Lost in Sumida

That was the goal today. Which I can say, was at a moment, a little too successful. I have since learned that ereadermap is nice, but it seems to be missing the implementation of places, which is you know, kind of important. On the bright side, Google Maps is much faster on the Kindle compared to the last time I used it, and it was quite helpful in getting me to regain my barrings.

Today I explored the next door temple in the daylight, and then headed over to the Tokyo Sky Tree. Sadly, it doesn’t actually open until the 22nd of May, so maybe I’ll catch it on my out.

After that, I really just wandered around, thinking I was roughly aware of where I was not getting too lost.

So it turns out that when most every street curves or angles a bit… you lose track pretty quickly.

I’ve mapped approximately where and how I walked around today. I’m sure if I could use my phone as more than a smaller computer, I could have probably picked up some sort of pedometer app or even a GPS path mapping dealie. Alas, you must suffer with my not 100% accurate map.

Between getting more lost than intended, QR codes, and having it for emergencies, I was starting to wonder just how much international data and the like costs for my phone, in case I didn’t want to bother jumping through the hoops to get a local phone and maybe data plan, swap in the SIM, etc. $15 per MB. Seriously. I figured it would be expensive, but that’s insane.

Is he going to actually tell us anything about his adventure or just show us a map and complain about how living in the future is expensive?

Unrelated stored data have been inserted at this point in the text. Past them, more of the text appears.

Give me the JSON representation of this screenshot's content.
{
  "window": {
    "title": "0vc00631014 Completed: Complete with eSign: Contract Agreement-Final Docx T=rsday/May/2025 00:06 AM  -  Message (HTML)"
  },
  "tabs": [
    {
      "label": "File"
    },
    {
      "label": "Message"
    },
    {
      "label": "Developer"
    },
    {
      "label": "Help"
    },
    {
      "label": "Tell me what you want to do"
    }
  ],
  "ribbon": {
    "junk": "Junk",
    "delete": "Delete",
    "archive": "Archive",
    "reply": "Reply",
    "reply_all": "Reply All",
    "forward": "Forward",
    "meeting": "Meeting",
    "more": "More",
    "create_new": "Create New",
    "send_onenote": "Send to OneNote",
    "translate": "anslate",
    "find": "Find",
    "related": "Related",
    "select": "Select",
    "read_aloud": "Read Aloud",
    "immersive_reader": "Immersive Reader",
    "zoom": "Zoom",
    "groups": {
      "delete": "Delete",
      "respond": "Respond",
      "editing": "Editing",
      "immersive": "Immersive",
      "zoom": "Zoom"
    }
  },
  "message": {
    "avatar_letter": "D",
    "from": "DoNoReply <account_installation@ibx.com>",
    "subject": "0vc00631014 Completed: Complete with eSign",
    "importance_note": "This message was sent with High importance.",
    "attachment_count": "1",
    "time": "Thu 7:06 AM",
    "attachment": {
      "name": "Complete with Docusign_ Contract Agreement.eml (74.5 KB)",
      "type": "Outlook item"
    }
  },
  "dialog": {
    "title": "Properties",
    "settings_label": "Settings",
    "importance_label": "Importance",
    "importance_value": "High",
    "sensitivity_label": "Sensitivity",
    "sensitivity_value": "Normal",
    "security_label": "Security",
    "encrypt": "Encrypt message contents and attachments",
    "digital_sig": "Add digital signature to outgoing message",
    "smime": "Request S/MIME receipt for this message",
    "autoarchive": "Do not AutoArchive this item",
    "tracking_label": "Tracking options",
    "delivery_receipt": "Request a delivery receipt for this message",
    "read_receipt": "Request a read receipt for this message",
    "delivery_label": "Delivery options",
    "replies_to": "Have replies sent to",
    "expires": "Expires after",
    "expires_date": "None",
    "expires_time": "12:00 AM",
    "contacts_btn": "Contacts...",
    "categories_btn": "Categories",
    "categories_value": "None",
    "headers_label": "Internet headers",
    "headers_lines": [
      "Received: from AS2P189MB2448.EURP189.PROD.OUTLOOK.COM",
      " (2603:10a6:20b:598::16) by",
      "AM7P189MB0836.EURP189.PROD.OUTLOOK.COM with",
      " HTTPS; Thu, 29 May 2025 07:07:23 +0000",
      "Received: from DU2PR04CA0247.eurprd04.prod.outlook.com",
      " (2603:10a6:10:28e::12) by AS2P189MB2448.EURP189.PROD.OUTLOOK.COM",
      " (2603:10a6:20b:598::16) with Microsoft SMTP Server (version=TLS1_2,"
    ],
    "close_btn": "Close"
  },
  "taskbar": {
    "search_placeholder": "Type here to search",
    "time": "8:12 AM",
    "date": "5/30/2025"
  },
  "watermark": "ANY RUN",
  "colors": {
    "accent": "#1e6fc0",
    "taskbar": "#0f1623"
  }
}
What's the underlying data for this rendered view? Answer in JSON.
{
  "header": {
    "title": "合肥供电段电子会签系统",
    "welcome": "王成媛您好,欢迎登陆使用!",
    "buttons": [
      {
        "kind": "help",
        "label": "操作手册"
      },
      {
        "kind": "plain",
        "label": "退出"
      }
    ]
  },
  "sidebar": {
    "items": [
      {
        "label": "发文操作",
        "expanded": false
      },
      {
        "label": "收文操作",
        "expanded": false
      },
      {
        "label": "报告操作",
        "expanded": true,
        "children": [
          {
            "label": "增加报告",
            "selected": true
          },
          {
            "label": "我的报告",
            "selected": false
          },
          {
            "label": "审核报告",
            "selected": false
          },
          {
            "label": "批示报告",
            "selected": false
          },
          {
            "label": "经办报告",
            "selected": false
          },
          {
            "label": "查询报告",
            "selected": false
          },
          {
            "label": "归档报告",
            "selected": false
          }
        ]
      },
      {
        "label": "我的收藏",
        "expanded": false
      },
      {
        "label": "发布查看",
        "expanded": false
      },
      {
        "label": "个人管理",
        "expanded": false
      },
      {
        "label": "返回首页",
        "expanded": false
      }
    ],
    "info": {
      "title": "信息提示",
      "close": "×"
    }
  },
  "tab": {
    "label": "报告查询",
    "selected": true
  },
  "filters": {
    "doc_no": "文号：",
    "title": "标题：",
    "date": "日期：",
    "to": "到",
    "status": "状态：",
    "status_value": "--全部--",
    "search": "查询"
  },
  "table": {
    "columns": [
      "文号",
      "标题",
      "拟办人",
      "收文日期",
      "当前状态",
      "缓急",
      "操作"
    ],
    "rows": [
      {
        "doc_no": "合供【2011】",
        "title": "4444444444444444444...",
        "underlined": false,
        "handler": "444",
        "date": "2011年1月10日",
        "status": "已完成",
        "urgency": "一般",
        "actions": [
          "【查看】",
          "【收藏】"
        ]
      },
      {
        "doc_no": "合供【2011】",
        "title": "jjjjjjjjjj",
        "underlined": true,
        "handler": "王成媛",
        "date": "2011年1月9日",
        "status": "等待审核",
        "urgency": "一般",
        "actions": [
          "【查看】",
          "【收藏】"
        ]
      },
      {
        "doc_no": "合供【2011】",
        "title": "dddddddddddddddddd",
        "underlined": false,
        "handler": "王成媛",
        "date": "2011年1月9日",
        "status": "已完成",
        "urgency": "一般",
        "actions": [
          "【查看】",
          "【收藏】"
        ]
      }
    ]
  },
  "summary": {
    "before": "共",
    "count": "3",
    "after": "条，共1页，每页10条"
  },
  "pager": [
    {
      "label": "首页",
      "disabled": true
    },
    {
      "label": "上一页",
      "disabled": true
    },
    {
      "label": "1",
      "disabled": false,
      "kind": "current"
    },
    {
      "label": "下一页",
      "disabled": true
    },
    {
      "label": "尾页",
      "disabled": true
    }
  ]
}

Being that I am lazy, and linguistically (oh good, I spelled that correctly) challenged, I do appreciate the about of Romanji used… though it seems Sumida uses it much more on their maps than Taito does. Once I crossed the bridge, local maps were a bit more challenging to ensure I was still on the right path. Also, Sumida has scales on theirs. I really liked that. Oh well. This is the easy part. Well, I guess Vietnamese only uses a modern roman alphabet, so… but still, Japan is… probably easier.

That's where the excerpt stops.